Mais Silouane, malheureusement, n’a pas encore l’expérience, la maturité spirituelle qui lui permettrait de garder et de faire fructifier cette grâce incommensurable. Au fil des jours et des semaines, cet état de félicité pascale peu à peu s’affaiblit, jusqu’à s’évanouir presque complètement. Et le combat qu’il avait connu auparavant recommence. Encore plus fort, plus profond, plus radical. D’autant plus violent qu’un père spirituel, à qui il demande conseil, suscite en lui des pensées de vanité en disant : " Si tu es déjà maintenant comme tu es, que seras-tu dans ta vieillesse ? "

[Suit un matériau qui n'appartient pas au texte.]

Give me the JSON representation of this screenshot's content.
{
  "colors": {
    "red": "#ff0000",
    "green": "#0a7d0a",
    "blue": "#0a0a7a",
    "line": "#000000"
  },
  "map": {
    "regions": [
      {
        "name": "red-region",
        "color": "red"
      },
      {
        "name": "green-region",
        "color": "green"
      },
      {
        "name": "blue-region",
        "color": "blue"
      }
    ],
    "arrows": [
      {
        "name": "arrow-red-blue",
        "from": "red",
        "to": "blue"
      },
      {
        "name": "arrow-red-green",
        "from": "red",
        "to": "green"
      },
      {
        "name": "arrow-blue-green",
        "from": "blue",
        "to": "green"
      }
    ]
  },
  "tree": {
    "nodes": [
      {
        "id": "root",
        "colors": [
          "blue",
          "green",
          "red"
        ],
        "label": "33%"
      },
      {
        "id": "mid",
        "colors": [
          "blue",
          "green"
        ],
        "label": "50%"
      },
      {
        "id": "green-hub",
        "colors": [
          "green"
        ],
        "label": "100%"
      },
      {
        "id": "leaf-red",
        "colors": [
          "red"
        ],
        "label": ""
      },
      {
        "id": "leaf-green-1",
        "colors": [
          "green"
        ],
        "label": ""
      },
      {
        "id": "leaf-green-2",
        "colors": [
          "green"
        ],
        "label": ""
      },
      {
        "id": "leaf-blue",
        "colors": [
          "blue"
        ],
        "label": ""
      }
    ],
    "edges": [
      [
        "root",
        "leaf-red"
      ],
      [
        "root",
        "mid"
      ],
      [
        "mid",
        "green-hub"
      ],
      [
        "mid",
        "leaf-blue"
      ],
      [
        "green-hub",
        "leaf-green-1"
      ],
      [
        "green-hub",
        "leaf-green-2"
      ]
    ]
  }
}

Et voilà Silouane engagé dans le combat, impitoyable, contre la pire et la plus subtile des passions, l’origine de tous les maux et de tous les péchés selon les Pères de l’Église : l’orgueil. Une guerre sainte, acharnée, qui va durer quinze ans.

Une période où quasiment seul - car aucun des pères spirituels qu’il a consultés ne peut l’aider - Silouane va se livrer à une ascèse extrême, passant l’essentiel de ses nuits en prière, dans une lutte sans répit contre les pensées qui troublent et enténèbrent son esprit, contre les démons qui lui apparaissent. " Si le Seigneur ne m’avait fait connaître au commencement de quel amour il aime les hommes, je n’aurais jamais supporté une seule de ces nuits, et j’en ai eu une multitude ", écrit-il.

Vers 1906, au coeur d’une de ces nuits terribles où un démon va même jusqu’à s’interposer entre lui et l’icône du Christ, Silouane, complètement désespéré, s’adresse au Seigneur : " Tu vois que je m’efforce de te prier avec un esprit pur, mais les démons m’en empêchent. Apprends-moi ce que je dois faire pour qu’ils cessent de me déranger. " Il reçoit alors dans son âme cette information : " Les orgueilleux ont toujours à souffrir des démons. " Il demande : " Seigneur, apprends-moi ce que je dois faire pour que mon âme devienne humble. " Et de nouveau, il entend dans son coeur cette réponse du Christ : " Tiens ton esprit en enfer et ne désespère pas ".

Aussitôt, le starets Silouane va agir selon ce " commandement ", appliquer ce remède à son âme malade. C’est le début d’une nouvelle période - à nouveau une quinzaine d’années - où, armé de ce glaive spirituel, il va mener un long combat contre l’orgueil. Peu à peu, son esprit trouvera le repos en Dieu, et l’Esprit Saint témoignera de son salut.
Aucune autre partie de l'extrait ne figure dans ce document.